Transporting these rolling giants of destruction from Joint Base Lewis-McChord, Wash., to the National Training Center required the unification of commanders, non-commissioned officers, and junior enlisted soldiers to successfully complete the mission.
"The junior enlisted guys are the ones making this push happen," said Staff Sgt. Joseph Schaffner, a squad leader from Blackhawk Company, 1st Battalion, 23rd Infantry Regiment, 3-2 SBCT and native of Canby, Oregon. "They're pretty much the heart of it. They're physically fit, they're mentally fit, and they're ready for the challenge."
The Arrowhead team loaded over 300 Styrkers onto trains in Washington state three weeks prior to personnel movement on Aug. 4. They were transported by rail to Yermo, Calif., about an hour drive from NTC.
A logistical operation of this magnitude can only run smoothly like a train on its rails for so long. While the vehicles arrived in Yermo, the keys to the locks securing them did not.
This was a minor setback in the beginning of an approximately month-long training exercise. Bolt cutters were busted out, locks were cut, and the convoy was on their way, transporting 30 to 40 vehicles at a time, said Staff Sgt. Jon Reiser, a rifle squad leader from Blackhorse Company.
"Although there have been challenges, like with any deployment, that everybody's seen, we have put the right people in the right places to overcome those challenges," said Maj. Robert D. Halvorson, brigade executive officer, 3-2 SBCT.
Once the Stryker vehicles arrived at NTC, soldiers performed preventative maintenance checks and services to ensure the vehicles were mechanically sound. They were also prepped for the crew system to be installed which blocks command detonations [improvised explosive device] that are activated by radio frequencies, said Reiser.

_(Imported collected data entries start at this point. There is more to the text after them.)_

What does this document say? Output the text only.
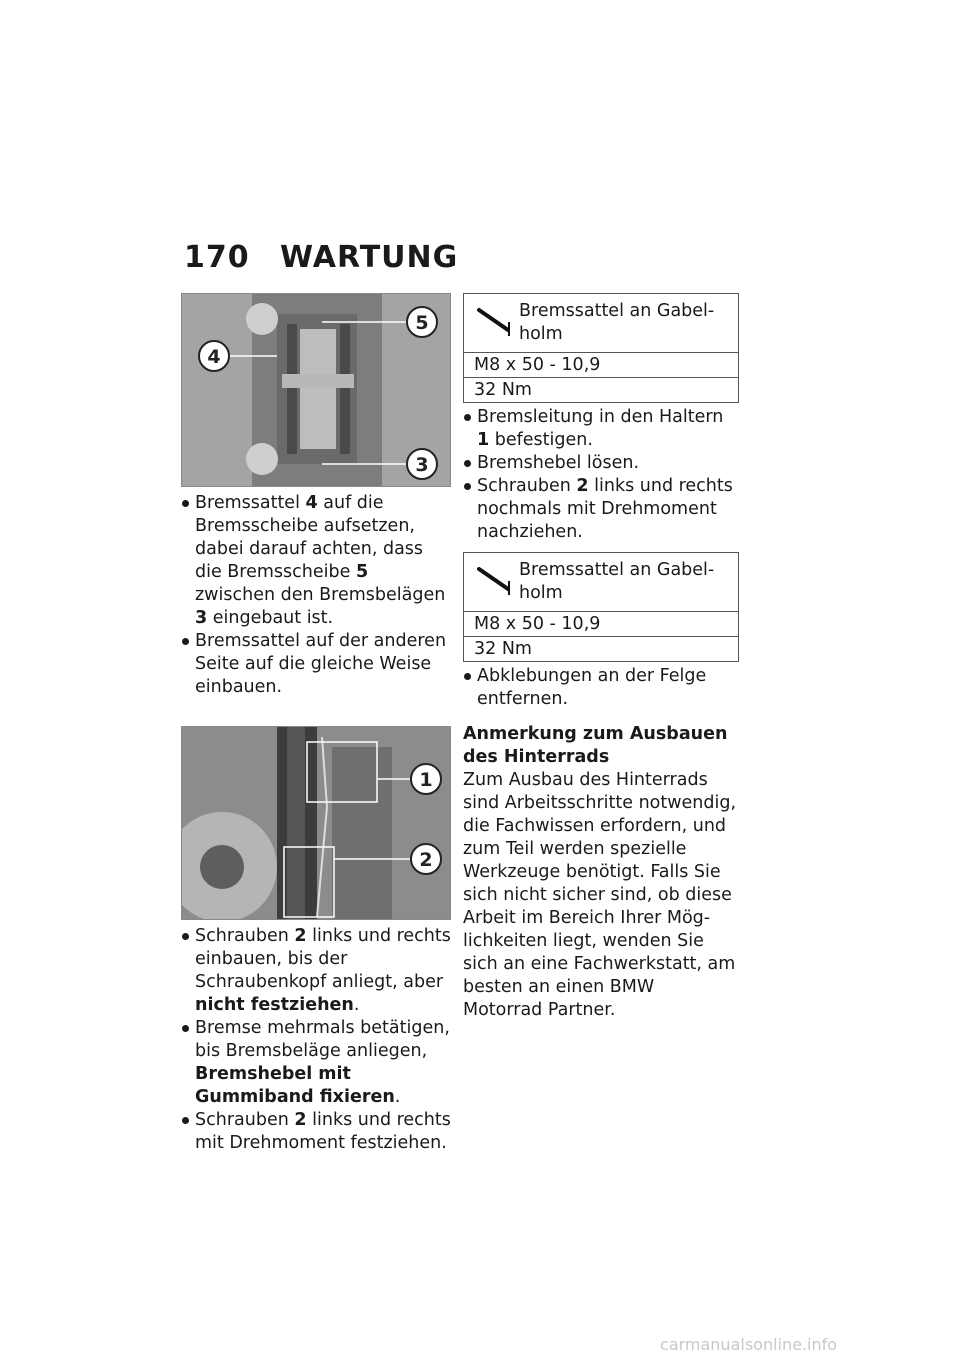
170 WARTUNG
4
5
3
Bremssattel 4 auf die Bremsscheibe aufsetzen, dabei darauf achten, dass die Bremsscheibe 5 zwischen den Bremsbelägen 3 eingebaut ist.
Bremssattel auf der anderen Seite auf die gleiche Weise einbauen.
1
2
Schrauben 2 links und rechts einbauen, bis der Schraubenkopf anliegt, aber nicht festziehen.
Bremse mehrmals betätigen, bis Bremsbeläge anliegen, Bremshebel mit Gummiband fixieren.
Schrauben 2 links und rechts mit Drehmoment festziehen.
Bremssattel an Gabelholm
M8 x 50 - 10,9
32 Nm
Bremsleitung in den Haltern 1 befestigen.
Bremshebel lösen.
Schrauben 2 links und rechts nochmals mit Drehmoment nachziehen.
Bremssattel an Gabelholm
M8 x 50 - 10,9
32 Nm
Abklebungen an der Felge entfernen.
Anmerkung zum Ausbauen des Hinterrads

Zum Ausbau des Hinterrads sind Arbeitsschritte notwendig, die Fachwissen erfordern, und zum Teil werden spezielle Werkzeuge benötigt. Falls Sie sich nicht sicher sind, ob diese Arbeit im Bereich Ihrer Möglichkeiten liegt, wenden Sie sich an eine Fachwerkstatt, am besten an einen BMW Motorrad Partner.

carmanualsonline.info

Arrowhead soldiers worked to get their Stryker vehicle geared up for missions in the California desert.
"This is great terrain for the upcoming deployment," said Schaffner. "This is really going to give the guys a great idea on what to expect in Afghanistan."
For Pfc. David Bellen, a saw gunner from Blackhawk Company, and many Soldiers new to the brigade, this is their first rotation at NTC. Bellen, a native of Vancouver, Wash., said he is looking forward to interacting with Afghan role players.
"My goal is to have them treat this like we're actually in combat," said Schaffner. "That way they're prepared for the upcoming deployment which is just around the corner."
Schaffner attributes the successes of the Arrowhead team to the close working relationship between officers and NCOs.
"The dissemination of information getting put out is what makes the operation go real smooth," said Schaffner.
Now that the Stryker vehicles have been successfully transported over a 1,000 miles to NTC and equipment installed, the soldiers of the Arrowhead Brigade are ready to tear the desert up.